Nel Vecchio Continente sono sei gli Stati membri che hanno adottato le quote di genere obbligatorie, fra cui l’Italia. La necessità di una direttiva europea per armonizzare le legislazioni

Frederic Koberl/Unsplash

L’individuazione di correttivi alla sottorappresentazione femminile nei board si è posta da tempo all’attenzione dell’Unione Europea.

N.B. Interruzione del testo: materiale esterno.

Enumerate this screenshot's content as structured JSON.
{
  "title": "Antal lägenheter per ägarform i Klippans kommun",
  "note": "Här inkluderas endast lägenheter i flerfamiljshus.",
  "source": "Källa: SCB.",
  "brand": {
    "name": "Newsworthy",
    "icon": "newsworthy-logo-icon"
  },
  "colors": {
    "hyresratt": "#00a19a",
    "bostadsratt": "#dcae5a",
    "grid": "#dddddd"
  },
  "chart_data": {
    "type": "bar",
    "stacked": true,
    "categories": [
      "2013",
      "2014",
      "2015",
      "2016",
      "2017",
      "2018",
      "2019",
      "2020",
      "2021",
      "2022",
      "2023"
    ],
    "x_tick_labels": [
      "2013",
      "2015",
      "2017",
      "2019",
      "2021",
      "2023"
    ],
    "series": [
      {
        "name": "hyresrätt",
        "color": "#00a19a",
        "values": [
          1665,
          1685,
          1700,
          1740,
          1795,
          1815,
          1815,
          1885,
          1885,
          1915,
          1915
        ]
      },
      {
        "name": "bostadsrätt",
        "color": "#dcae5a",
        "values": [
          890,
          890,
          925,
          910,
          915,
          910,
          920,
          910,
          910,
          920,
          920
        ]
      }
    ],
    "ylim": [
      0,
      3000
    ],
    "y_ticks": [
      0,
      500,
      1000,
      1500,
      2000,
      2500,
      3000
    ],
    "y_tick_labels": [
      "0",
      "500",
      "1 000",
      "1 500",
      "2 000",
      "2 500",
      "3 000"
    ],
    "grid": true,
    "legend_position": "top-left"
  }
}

Nel novembre 2012, la Commissione ha elaborato la Proposta di Direttiva sull’equilibrio di genere fra gli amministratori senza incarichi esecutivi delle società quotate in borsa [COM (2012) 614], volta a raggiungere la percentuale del 40% degli amministratori non esecutivi appartenenti al genere sottorappresentato. Benché la Proposta abbia ottenuto nel 2013 l’approvazione a larghissima maggioranza del Parlamento europeo, il Consiglio non ha sino ad ora raggiunto l’accordo: il suo varo è però una delle priorità della Strategia dell’UE sull’uguaglianza di genere 2020-2025, adottata dalla Commissione il 5 marzo 2020.

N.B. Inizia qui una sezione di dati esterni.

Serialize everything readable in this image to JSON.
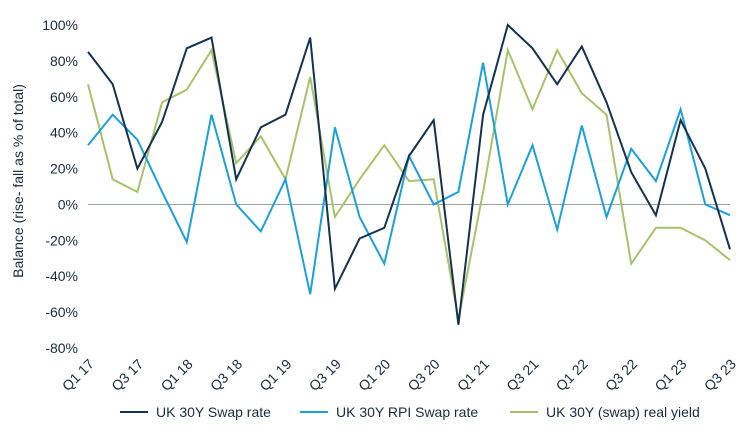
{
  "chart_data": {
    "type": "line",
    "ylabel": "Balance (rise- fall as % of total)",
    "xlabel": "",
    "ylim": [
      -80,
      100
    ],
    "yticks": [
      -80,
      -60,
      -40,
      -20,
      0,
      20,
      40,
      60,
      80,
      100
    ],
    "ytick_labels": [
      "-80%",
      "-60%",
      "-40%",
      "-20%",
      "0%",
      "20%",
      "40%",
      "60%",
      "80%",
      "100%"
    ],
    "x": [
      "Q1 17",
      "Q2 17",
      "Q3 17",
      "Q4 17",
      "Q1 18",
      "Q2 18",
      "Q3 18",
      "Q4 18",
      "Q1 19",
      "Q2 19",
      "Q3 19",
      "Q4 19",
      "Q1 20",
      "Q2 20",
      "Q3 20",
      "Q4 20",
      "Q1 21",
      "Q2 21",
      "Q3 21",
      "Q4 21",
      "Q1 22",
      "Q2 22",
      "Q3 22",
      "Q4 22",
      "Q1 23",
      "Q2 23",
      "Q3 23"
    ],
    "x_tick_labels": [
      "Q1 17",
      "",
      "Q3 17",
      "",
      "Q1 18",
      "",
      "Q3 18",
      "",
      "Q1 19",
      "",
      "Q3 19",
      "",
      "Q1 20",
      "",
      "Q3 20",
      "",
      "Q1 21",
      "",
      "Q3 21",
      "",
      "Q1 22",
      "",
      "Q3 22",
      "",
      "Q1 23",
      "",
      "Q3 23"
    ],
    "grid": false,
    "legend_position": "bottom",
    "series": [
      {
        "name": "UK 30Y Swap rate",
        "color": "#14324f",
        "values": [
          85,
          67,
          20,
          46,
          87,
          93,
          14,
          43,
          50,
          93,
          -47,
          -19,
          -13,
          27,
          47,
          -67,
          50,
          100,
          87,
          67,
          88,
          57,
          18,
          -6,
          47,
          20,
          -25
        ]
      },
      {
        "name": "UK 30Y RPI Swap rate",
        "color": "#1ca0db",
        "values": [
          33,
          50,
          36,
          7,
          -21,
          50,
          0,
          -15,
          14,
          -50,
          43,
          -7,
          -33,
          27,
          0,
          7,
          79,
          0,
          33,
          -14,
          44,
          -7,
          31,
          13,
          53,
          0,
          -6
        ]
      },
      {
        "name": "UK 30Y (swap) real yield",
        "color": "#a7c26a",
        "values": [
          67,
          14,
          7,
          57,
          64,
          86,
          23,
          38,
          14,
          71,
          -7,
          14,
          33,
          13,
          14,
          -64,
          7,
          86,
          53,
          86,
          62,
          50,
          -33,
          -13,
          -13,
          -20,
          -31
        ]
      }
    ]
  }
}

Nel frattempo, diversi Stati membri, fra cui l’Italia, con la l. 120/2011 e le modifiche introdotte nel TUF 58/1998 dalla l. 160/2019, hanno intrapreso azioni per promuovere la gender equality nella leadership delle società. Accanto a misure di soft law, volte a incoraggiare le imprese ad autoregolamentarsi, si affermano sempre più norme cogenti che introducono quote a favore del genere sottorappresentato, talora rafforzate da sanzioni, quali nullità, decadenza e/o di natura pecuniaria (in Italia). Ad oggi, stando al Gender Equality Index 2020, sei Stati membri hanno adottato quote obbligatorie per le società quotate: Belgio, Francia e Italia nel 2011, seguiti da Germania nel 2015, Austria e Portogallo nel 2017, e, da poco, la Grecia che, con la l. n° 4707 del 17 luglio 2020, ha imposto di assegnare a ciascuno dei due generi una quota non inferiore al 25% dei posti nei consigli di amministrazione delle società quotate.

Un panorama variegato

In Francia, con la Loi n° 2011-103 (c.d. Loi Copé-Zimmerman) e successivi interventi, si è raggiunta negli organi amministrativi delle società quotate una rappresentanza femminile pari al 45,8%, ben superiore alla soglia del 40% indicata dal legislatore. Le iniziali previsioni sono oggi estese a tutte le sociétés anonymes con almeno 250 dipendenti e una cifra d’affari o un totale di bilancio di almeno 50 milioni di euro (per tre esercizi consecutivi). La violazione è sanzionata con la nullità della nomina, estesa anche alle delibere dell’organo invalidamente nominato. La Francia è così al primo posto in materia di “femminilizzazione” dei consigli di amministrazione in Europa, davanti anche alla Norvegia (prima ad introdurre le quote nel 2003), anche se non si registra un’adeguata presenza femminile negli organi esecutivi (solo il 22% nelle società del SBF 120). Da qui l’approvazione il 12 maggio 2021 da parte dell’Assemblea Nazionale di un progetto di legge per una “reale parità economica e professionale” tra donne e uomini, che deve essere inviato al Senato e che vincolerà le società con più di 1.000 dipendenti a raggiungere almeno la quota del 30% di donne tra “gli alti dirigenti e i membri degli organi di gestione” entro il 2027, e quella del 40% entro il 2030, prevedendo una significativa sanzione pecuniaria in caso di violazione (sino all’1% della remunerazione e dei guadagni versato ai dipendenti durante l’anno solare precedente).
 
Nella stessa direzione si muove la Germania: l’11 giugno 2021, il Bundestag ha approvato il FüPoG II, che rafforza le previsioni introdotte nel 2015 dal FüPoG I in relazione ai soli consigli di sorveglianza. Con la promulgazione, le società quotate in borsa e quelle a cogestione paritetica, con più di 2.000 dipendenti, dovranno avere almeno una donna nei consigli di gestione. Inoltre, sarà estesa anche alle società a maggioranza pubblica l’imposizione di una quota del 30% di donne all’interno del consiglio di sorveglianza e sarà prescritta la partecipazione di almeno una donna nei consigli di gestione con più di due membri. I dati confermano l’impatto positivo delle quote vincolanti: nel 2020, le donne rappresentano il 37% dei membri dei consigli di amministrazione delle maggiori società quotate negli Stati membri che le hanno imposte, rispetto al 25% nei Paesi che hanno misure soft o privi di regolamentazione e vi sono ancora 10 Stati membri, tra cui Estonia e Cipro, con percentuale inferiore al 20%.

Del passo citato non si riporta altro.